Горесть. 8. Выбор

Ирина Козырева
8. Выбор.
   В гостиницу возвращались вместе с Крутицким. Стояла отличная солнечная Безветренная, ещё по-весеннему прохладная, погода. Крутицкий предложил прогуляться по парку. Он без умолку рассказывал какие-то смешные случаи, анекдоты. Вера, не вслушиваясь, улыбалась. Она испытывала блаженную успокоенность человека, сбросившего тяжелые заботы.

   Теперь ничего не было, кроме голубой ленты неба в обрамлении голых прутиков деревьев по краям аллеи, красноватой от кирпича дороги подногами, кроме ярких разноцветных скамеек с приклеенными предупреждениями «Осторожно, окрашено», кроме суетливых, горластых воробьев, кроме чугунных кружев решеток, кроме уличного шума, который только весенним днём и может так веселить, кроме всего того, что даёт довольному собой человеку ощущение радости жизни. «А муж?» - вдруг врезалось в общее настроение и – как странно – тут же улеглось, не вызвав привычной остроты горьких чувств. Тогда она разрешила себе вспомнить всю формулу своей горести: у него была другая женщина, он был с другой.  Ничего.  Ей не захотелось, как прежде, обхватив голову руками, завыть от бессилия и горя. Что-то кольнуло в душе и провалилось. Но ведь не решен главный вопрос – как ей, Вере, жить дальше. Она невольно поморщилась – ни решать, ни даже думать об этом не хотелось. Вместо этого представилось: Вадим улыбающийся, родной с дочкой на руках. Разве можно его  кому-нибудь отдать, уступить? Если бы был дома телефон, сейчас бы позвонить, услышать…

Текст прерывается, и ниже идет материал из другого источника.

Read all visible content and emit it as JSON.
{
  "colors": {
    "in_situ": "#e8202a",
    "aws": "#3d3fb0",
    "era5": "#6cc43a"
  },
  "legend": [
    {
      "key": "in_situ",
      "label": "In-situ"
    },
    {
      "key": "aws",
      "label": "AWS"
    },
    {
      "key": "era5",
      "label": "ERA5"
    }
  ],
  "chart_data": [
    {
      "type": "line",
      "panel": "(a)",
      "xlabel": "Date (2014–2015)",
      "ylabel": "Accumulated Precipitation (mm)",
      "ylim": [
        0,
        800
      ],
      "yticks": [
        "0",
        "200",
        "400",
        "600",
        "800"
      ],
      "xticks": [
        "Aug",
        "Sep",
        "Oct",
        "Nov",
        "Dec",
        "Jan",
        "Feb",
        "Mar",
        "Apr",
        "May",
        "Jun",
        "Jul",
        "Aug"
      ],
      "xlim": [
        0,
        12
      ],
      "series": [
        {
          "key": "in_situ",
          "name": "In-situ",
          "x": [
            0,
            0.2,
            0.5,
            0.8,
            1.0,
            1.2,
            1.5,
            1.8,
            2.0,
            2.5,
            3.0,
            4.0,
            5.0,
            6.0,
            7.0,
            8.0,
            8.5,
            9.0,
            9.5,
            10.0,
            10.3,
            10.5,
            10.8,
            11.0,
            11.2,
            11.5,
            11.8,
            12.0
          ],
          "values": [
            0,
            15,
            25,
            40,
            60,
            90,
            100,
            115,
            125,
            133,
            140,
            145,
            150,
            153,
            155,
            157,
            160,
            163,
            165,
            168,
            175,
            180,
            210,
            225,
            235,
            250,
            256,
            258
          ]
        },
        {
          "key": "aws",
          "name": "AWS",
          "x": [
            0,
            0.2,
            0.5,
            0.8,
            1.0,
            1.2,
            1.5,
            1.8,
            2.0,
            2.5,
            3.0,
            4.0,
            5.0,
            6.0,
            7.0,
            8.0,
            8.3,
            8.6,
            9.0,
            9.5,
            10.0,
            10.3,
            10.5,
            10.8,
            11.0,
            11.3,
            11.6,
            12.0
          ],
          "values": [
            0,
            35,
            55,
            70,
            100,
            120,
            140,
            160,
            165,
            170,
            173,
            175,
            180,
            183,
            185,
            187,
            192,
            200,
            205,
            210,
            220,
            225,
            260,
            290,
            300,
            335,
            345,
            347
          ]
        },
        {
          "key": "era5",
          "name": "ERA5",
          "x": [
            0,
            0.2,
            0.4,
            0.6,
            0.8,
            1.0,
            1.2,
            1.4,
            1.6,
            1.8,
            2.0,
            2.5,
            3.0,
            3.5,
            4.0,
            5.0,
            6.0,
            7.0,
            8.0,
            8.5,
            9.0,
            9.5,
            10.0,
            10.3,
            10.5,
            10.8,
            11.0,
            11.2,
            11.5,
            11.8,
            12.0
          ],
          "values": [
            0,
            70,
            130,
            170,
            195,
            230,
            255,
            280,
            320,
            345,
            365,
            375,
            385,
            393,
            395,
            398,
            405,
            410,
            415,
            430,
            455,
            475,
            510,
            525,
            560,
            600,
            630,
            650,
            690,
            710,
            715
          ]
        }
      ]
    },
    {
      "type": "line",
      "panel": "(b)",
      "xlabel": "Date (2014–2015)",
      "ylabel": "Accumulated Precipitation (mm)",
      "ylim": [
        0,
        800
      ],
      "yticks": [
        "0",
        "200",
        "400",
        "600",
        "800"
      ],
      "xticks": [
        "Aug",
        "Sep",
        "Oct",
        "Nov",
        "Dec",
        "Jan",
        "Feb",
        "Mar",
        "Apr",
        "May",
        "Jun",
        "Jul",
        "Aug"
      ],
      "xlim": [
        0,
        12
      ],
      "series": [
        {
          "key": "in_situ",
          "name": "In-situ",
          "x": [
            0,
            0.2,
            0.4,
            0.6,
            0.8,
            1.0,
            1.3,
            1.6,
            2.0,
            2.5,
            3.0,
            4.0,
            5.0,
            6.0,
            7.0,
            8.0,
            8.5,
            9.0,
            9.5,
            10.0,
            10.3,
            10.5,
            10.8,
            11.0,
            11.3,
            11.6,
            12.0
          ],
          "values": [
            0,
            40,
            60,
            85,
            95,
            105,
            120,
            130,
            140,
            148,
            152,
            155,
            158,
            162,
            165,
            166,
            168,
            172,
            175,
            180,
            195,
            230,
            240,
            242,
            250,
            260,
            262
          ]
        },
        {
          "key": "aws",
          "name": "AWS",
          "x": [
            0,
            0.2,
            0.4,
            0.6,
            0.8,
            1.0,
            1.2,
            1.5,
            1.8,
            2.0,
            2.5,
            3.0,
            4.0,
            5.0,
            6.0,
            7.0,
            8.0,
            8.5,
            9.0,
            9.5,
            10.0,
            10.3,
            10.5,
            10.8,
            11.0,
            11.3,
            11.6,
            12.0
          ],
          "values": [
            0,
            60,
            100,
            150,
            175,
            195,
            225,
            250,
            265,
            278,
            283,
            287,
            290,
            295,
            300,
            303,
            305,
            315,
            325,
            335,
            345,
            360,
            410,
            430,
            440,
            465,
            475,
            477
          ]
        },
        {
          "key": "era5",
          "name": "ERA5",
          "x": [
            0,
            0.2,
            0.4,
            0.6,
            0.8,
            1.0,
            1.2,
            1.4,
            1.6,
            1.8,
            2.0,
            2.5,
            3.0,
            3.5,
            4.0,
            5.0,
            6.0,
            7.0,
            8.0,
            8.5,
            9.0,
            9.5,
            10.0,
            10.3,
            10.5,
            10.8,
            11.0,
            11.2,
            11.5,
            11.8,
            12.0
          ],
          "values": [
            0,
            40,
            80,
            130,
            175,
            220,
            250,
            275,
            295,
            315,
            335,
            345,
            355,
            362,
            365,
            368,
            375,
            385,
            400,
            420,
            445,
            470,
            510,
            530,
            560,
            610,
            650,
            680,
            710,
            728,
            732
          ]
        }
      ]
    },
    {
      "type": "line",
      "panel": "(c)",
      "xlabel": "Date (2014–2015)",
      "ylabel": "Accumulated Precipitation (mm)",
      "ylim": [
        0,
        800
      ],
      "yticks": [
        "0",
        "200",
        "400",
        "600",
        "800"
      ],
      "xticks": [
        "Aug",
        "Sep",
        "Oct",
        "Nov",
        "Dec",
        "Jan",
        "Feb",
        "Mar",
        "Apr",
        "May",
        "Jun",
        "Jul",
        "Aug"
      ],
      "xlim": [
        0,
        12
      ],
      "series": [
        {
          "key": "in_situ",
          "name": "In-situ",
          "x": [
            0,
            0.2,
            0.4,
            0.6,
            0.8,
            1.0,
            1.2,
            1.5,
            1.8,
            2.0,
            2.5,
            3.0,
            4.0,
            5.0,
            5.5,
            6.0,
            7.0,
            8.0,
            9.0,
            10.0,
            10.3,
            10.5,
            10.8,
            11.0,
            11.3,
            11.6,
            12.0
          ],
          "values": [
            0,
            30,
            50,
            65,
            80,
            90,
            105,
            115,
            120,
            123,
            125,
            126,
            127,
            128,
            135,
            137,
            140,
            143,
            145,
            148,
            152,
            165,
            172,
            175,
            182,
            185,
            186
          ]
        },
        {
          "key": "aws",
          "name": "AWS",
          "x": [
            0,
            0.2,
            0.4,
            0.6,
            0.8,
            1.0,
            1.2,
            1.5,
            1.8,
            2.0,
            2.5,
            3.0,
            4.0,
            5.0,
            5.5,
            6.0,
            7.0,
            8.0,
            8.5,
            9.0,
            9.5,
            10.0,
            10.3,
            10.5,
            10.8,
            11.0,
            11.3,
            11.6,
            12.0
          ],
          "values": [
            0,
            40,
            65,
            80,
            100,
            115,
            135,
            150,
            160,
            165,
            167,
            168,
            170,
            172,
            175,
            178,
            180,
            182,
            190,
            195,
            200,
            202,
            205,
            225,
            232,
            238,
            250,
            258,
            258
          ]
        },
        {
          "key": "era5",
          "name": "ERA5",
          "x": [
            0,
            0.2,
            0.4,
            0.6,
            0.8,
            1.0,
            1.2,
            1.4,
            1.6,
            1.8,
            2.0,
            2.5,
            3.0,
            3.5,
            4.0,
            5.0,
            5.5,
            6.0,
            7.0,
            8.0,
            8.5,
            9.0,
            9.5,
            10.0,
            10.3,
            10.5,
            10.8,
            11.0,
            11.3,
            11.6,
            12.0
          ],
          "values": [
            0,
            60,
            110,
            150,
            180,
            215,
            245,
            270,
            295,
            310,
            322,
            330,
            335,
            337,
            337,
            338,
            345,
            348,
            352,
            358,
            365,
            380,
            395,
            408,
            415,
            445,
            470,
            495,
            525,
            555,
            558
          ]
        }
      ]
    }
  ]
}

   - Знаешь, что я хотел бы сейчас больше всего? – вдруг услышала она Крутицкого и потянула на себя руку, которую он почему-то держал и поглаживал.
   Они, оказывается, стояли в дальнем углу парка около какой-то выщербленной кирпичной стены. И когда он успел перейти на «ты»? Зашептал:
    - Я бы хотел целовать тебя…
   - Я не люблю целоваться, - растерялась вдруг…
   Придвинулся ближе.
   - Такие губки, да не целовать… Это тебя никто не целовал хорошо, чтобы мурашки по коже…
   Нижняя губа чуть выдвинута вперёд, рот волнистый – капризный ребёнок… Ребёнок? Да нет же! Подбородок – углами, и ямочка в середине. Бульдог!
   Резко откинулась. Причем тут он? Сама виновата.
   - Извините, я совсем забыла, мне позвонить надо, - почти побежала по ближайшей дорожке.
   - Вера! Вера! Вы же не в ту сторону! - А в голосе, как пощёчина, снисходительная усмешка.
   Бульдог! Бульдог! Где ты, Вадим, родной! Пусть было. Пусть ты оказался другим, хуже. Ей всё равно иного не надо!

   Сердце свободно всегда. Оно выбирает всю жизнь. И Вера снова выбрала его, Вадима.